Elle regagna sa place à la fenêtre, l’œil froissé par le désir ou la satisfaction du devoir accompli. Elle contemplait de nouveau la mer et percevait, sans vraiment le fixer le petit point noir qui tanguait au large. Il rentrera tout à l’heure au port, comme d’habitude, il ne dira rien ni même merci, il mangera en silence, l’air un peu renfrogné d’un ours qui aurait un vague sourire aux lèvres.
- Ça achève, dira-t-il enfin. - Qu’est-ce qui achève ? - La mer. - La pêche tu veux dire ? - ...mmm.
Les deux pieds plantés dans le hareng jusqu’aux cuisses, Bonne pêche ! pensa-t-il, Noum Guité entendit l’appel de Pauline aussi nettement que la plainte d’un loup hurlant à la lune, et il sourit de contentement. « C’est l’heure, mais la journée me paraît pas mal courte aujourd’hui ! » Il s’appliqua à remonter l’ancre : un petit coup de sonde d’abord, comme on tâte une ligne pour voir si ça mord, puis il blêmit. Sainte Fourche ! jura-t-il. L’ancre était rivée au fond, rien ne bougeait sauf le nez de la barque qui risquait de s’enfoncer à chacun de ses efforts.

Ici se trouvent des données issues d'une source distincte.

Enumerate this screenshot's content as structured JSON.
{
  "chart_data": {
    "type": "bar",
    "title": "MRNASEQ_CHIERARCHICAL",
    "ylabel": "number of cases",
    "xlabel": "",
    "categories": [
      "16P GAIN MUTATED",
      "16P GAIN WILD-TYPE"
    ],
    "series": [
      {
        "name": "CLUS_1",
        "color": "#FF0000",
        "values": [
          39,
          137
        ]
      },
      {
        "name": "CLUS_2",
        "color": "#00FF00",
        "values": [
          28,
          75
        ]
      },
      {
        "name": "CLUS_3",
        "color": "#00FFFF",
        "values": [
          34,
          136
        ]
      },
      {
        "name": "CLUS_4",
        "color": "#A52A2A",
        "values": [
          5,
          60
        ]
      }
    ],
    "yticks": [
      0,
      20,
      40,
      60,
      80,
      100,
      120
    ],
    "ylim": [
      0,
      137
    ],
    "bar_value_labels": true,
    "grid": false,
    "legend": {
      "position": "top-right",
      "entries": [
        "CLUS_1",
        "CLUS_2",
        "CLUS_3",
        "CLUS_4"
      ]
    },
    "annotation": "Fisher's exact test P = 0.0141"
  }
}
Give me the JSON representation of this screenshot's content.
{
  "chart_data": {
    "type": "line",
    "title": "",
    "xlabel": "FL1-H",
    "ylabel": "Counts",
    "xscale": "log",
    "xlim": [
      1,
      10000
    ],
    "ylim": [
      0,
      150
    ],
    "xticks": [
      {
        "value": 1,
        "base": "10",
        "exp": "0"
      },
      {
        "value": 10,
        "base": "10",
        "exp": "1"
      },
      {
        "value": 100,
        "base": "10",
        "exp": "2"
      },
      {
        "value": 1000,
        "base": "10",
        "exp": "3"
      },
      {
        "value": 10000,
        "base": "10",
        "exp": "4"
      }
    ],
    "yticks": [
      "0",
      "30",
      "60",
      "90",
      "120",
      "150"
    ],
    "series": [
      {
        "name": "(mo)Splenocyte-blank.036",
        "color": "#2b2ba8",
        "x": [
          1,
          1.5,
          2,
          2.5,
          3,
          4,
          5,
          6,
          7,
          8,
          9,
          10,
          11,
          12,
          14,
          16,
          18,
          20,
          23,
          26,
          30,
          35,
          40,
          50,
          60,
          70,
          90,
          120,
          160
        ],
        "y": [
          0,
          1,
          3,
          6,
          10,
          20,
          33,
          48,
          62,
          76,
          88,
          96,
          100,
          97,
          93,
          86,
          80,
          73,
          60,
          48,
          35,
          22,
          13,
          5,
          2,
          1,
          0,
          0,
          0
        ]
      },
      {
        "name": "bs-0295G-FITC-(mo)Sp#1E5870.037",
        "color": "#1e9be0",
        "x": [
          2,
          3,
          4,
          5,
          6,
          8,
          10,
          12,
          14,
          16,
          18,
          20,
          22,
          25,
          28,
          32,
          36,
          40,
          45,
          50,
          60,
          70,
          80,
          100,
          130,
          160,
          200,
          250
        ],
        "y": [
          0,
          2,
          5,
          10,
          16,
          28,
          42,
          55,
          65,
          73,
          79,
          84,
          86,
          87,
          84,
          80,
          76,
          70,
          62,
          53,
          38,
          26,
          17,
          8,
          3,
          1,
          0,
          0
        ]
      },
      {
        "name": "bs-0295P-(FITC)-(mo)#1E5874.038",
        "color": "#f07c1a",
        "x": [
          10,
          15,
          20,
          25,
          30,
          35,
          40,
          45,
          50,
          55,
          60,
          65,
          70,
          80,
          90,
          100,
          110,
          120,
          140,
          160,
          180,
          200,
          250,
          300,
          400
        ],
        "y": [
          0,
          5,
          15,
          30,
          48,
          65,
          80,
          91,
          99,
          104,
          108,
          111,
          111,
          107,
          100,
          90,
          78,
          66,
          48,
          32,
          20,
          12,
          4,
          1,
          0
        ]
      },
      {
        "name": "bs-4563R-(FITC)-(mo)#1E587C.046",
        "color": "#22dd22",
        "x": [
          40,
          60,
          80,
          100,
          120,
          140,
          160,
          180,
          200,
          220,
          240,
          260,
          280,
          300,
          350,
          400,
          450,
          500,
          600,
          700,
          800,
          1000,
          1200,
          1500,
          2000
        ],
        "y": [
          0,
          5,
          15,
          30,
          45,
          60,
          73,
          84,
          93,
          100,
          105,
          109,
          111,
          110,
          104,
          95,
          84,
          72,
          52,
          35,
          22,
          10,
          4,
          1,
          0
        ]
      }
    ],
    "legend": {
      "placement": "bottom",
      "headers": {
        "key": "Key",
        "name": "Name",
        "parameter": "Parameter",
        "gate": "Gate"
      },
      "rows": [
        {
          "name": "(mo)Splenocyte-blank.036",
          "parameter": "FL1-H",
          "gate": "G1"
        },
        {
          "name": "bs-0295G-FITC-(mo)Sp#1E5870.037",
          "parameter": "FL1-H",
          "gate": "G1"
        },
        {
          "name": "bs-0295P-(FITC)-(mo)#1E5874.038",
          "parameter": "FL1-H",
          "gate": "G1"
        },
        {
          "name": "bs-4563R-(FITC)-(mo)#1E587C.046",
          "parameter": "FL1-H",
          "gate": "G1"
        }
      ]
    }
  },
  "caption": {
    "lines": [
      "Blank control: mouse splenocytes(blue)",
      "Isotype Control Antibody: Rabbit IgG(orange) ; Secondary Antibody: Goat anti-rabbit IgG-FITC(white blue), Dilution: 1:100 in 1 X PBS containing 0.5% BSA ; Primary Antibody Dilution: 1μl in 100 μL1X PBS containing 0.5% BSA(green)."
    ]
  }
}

S’il avait au moins le temps d’aller se placer à angle droit, car parfois la pointe de l’ancre se coince sous un rocher, et il suffit de tirer doucement… Mais le vent le repoussait.
Comme un rideau qui tombe, la pluie s’abattit d’abord au large, on aurait dit pour boucher l’horizon, puis dans un mouvement de demi-cercle l’orage se referma sur la petite barque pour bientôt la saisir entre ses mâchoires. Fais ta prière, Noum !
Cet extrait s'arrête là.